The change improved Knight’s execution stats “almost immediately,” Joyce added. Order senders’ reports bear him out. Several sent Knight more flow in the fourth quarter than in past quarters.
On the Nasdaq side, Citigroup sent 24 percent of its Dash-6 reported flow; up from 5 percent a year earlier. Merrill Lynch sent 22 percent; up from 16 percent in the third quarter.
Southwest Securities sent 38 percent; up from 22 percent in the second quarter. ADP Clearing & Outsourcing sent virtually all of its orders; up from zero in the second quarter.
Similar gains were seen on the listed side, especially from ADP Clearing & Outsourcing, Raymond James and Piper Jaffray. Knight’s gains here came at the expense of the NYSE and Madoff.
Despite making changes to better accommodate order senders, Knight has also become more choosy about which orders to handle.
Both Knight and UBS, have actually segmented their client bases and are being less generous with their services. That’s especially the case when it comes to payment for order flow.
As part of last year’s re-organization, Knight took a hard look at the levels of service it was offering and decided to “rationalize” them, Joyce explained. Everything was open for review including payment for order flow and automatic execution levels.
Clients were divided into different groups. Those receiving payment for order flow were encouraged to participate in revenue-sharing agreements with Knight. Some agreed to; some did not.
Business Out the Door
Some of those that did not took their business elsewhere. Joyce won’t disclose any names. A glance at TD Ameritrade’s Dash-6 report, however, shows significant drops in the amount of listed and Nasdaq flow sent to Knight.
(TD Ameritrade’s Nagy maintains receiving payment for order flow is consistent with a broker’s best execution obligation.)”
Knight took sterner steps with some of its other customers. For those whose order flow it deemed hazardous to its health it eliminated the PFOF rebate altogether. In some cases, it began charging for their orders.
With the re-org and the cutbacks in payment for order flow, Knight saw a sharp drop in the number of Nasdaq shares it traded. In January 2005, Knight traded, on average, 310 million Nasdaq shares per day.
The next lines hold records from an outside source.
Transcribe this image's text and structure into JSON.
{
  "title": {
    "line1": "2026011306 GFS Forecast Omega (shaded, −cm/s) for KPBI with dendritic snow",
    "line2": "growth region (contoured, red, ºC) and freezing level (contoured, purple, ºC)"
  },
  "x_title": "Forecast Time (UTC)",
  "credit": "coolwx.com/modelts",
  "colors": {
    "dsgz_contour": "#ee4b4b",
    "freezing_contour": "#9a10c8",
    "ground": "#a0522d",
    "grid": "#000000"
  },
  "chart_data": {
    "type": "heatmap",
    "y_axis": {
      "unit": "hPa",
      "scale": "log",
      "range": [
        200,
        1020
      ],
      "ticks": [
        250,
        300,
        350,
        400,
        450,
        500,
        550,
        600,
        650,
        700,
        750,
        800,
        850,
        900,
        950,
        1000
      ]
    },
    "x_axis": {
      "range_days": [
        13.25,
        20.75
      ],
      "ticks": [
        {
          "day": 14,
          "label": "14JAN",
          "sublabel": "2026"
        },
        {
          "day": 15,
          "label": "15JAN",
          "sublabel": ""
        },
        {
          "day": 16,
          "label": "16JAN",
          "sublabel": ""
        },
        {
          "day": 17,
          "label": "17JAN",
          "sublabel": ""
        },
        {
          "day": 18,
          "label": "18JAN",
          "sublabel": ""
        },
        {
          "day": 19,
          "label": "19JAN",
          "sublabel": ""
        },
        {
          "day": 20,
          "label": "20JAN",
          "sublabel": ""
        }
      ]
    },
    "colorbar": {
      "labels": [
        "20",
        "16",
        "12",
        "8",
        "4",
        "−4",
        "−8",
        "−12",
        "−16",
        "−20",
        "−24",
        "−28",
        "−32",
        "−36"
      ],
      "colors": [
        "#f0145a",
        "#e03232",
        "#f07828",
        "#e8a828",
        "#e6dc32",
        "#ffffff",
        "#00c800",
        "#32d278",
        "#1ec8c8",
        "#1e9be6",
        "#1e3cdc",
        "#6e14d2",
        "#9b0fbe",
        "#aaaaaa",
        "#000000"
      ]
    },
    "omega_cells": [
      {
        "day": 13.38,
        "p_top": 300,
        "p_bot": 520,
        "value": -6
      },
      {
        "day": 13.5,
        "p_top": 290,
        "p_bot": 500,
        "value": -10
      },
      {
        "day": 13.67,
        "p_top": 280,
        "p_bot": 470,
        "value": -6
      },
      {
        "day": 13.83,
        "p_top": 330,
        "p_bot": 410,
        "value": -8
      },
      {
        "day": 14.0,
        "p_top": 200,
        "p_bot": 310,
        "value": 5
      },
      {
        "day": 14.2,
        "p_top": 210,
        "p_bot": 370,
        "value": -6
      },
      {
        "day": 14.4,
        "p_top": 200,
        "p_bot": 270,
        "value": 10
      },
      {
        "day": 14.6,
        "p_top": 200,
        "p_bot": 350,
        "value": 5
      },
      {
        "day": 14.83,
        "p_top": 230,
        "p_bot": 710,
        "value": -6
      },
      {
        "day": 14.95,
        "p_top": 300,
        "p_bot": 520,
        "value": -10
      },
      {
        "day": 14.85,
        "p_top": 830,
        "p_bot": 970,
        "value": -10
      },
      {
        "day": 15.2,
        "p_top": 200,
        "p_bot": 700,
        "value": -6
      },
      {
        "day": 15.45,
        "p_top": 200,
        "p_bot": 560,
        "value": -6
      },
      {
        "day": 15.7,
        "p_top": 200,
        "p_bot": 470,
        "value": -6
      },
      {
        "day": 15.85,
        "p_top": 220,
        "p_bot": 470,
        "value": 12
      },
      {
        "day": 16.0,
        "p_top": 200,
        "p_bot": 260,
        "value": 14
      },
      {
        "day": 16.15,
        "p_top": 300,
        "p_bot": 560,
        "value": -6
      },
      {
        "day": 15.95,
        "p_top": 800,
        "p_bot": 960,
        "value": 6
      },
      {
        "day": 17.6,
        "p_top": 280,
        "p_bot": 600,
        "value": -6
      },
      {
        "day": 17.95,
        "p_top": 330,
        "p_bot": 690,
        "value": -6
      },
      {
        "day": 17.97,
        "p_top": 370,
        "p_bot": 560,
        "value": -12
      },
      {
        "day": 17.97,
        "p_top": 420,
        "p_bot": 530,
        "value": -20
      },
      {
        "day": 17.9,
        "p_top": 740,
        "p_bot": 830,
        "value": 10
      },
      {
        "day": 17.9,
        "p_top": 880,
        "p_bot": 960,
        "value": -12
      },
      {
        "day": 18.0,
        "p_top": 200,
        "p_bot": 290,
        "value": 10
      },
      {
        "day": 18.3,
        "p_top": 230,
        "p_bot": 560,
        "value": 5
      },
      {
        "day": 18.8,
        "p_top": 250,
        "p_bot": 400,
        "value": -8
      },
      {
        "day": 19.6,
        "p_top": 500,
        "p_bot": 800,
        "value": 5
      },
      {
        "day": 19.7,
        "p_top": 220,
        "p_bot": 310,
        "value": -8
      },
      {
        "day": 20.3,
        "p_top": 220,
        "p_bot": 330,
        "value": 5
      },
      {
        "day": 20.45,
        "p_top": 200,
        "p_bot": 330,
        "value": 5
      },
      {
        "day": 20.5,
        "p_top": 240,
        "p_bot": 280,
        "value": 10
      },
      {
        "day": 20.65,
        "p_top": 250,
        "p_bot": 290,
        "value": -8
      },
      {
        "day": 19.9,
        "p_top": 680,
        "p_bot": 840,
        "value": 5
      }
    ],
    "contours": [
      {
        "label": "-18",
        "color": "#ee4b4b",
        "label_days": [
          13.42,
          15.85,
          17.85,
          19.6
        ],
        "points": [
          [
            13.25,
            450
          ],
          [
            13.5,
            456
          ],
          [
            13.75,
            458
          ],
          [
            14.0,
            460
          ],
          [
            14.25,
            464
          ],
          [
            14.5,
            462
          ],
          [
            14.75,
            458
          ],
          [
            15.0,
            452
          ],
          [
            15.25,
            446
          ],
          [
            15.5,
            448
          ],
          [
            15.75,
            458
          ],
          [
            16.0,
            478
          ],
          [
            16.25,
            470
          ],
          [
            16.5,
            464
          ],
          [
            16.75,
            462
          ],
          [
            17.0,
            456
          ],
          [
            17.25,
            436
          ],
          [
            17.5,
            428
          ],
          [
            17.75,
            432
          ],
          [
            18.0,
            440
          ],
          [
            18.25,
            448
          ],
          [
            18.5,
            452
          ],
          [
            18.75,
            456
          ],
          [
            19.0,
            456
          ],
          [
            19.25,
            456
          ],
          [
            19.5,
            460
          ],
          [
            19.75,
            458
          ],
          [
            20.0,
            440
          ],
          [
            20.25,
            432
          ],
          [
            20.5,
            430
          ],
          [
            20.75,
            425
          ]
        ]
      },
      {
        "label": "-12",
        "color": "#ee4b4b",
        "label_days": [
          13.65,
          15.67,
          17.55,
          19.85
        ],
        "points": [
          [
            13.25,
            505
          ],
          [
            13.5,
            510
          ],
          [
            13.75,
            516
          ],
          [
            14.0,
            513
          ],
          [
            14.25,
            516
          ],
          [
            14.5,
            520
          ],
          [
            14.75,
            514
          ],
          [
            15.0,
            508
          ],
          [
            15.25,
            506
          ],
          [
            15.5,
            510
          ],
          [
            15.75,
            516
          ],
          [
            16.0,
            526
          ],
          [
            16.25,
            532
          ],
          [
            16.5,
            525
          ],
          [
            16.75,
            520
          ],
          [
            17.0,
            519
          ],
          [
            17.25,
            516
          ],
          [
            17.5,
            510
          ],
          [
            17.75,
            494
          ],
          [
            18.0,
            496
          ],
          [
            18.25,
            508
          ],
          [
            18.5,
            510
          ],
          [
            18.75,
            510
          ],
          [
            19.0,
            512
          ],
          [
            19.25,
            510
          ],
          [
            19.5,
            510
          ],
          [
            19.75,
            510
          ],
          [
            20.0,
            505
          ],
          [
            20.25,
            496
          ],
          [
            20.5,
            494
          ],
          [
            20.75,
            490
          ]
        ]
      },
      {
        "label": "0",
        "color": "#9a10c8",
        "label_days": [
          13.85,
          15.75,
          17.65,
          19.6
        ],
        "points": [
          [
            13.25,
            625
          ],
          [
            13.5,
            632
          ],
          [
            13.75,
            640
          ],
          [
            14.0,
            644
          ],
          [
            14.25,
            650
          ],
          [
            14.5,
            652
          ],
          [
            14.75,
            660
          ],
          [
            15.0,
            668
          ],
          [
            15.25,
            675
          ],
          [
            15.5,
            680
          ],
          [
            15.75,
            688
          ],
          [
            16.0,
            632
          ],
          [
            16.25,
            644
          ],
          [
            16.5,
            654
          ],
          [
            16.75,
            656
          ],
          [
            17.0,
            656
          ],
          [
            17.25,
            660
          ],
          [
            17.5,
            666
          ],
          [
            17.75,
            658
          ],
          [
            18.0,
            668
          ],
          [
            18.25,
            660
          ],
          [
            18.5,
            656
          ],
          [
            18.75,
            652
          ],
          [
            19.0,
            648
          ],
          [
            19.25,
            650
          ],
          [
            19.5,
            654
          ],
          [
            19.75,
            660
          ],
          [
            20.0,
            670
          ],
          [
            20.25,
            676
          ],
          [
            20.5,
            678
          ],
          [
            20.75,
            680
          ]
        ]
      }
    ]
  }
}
By October, that figure hit 196 million. This February, it rebounded to 233 million. Listed volume was not much affected. Those figures include trades done on behalf of money managers as well as broker-dealers.
“Certainly, the change in our offering drove a lot of that order flow away,” Joyce says. “But that was order flow we didn’t really want. We view the changes as a success.”
Success for Knight now means profitability, execs there say, not market share rankings. That speaks volumes about just how much the wholesaling business has changed.
Knight was once the dominant wholesaler of Nasdaq and listed securities. Now UBS is the largest trading house on Wall Street. The more automated players are clearly in the vanguard.
“I guess it is no surprise that more and more firms are looking more like ATD today,” Swanson says. “If a firm does not have a nearly automated model, they will find it a very difficult business.”
Fast forward 15 years, payment for order flow is still with us, and it is still controversial. And while the GameStop brouhaha may result in a regulatory tweaks, but in another 15 years, PFOF most likely will still be with us.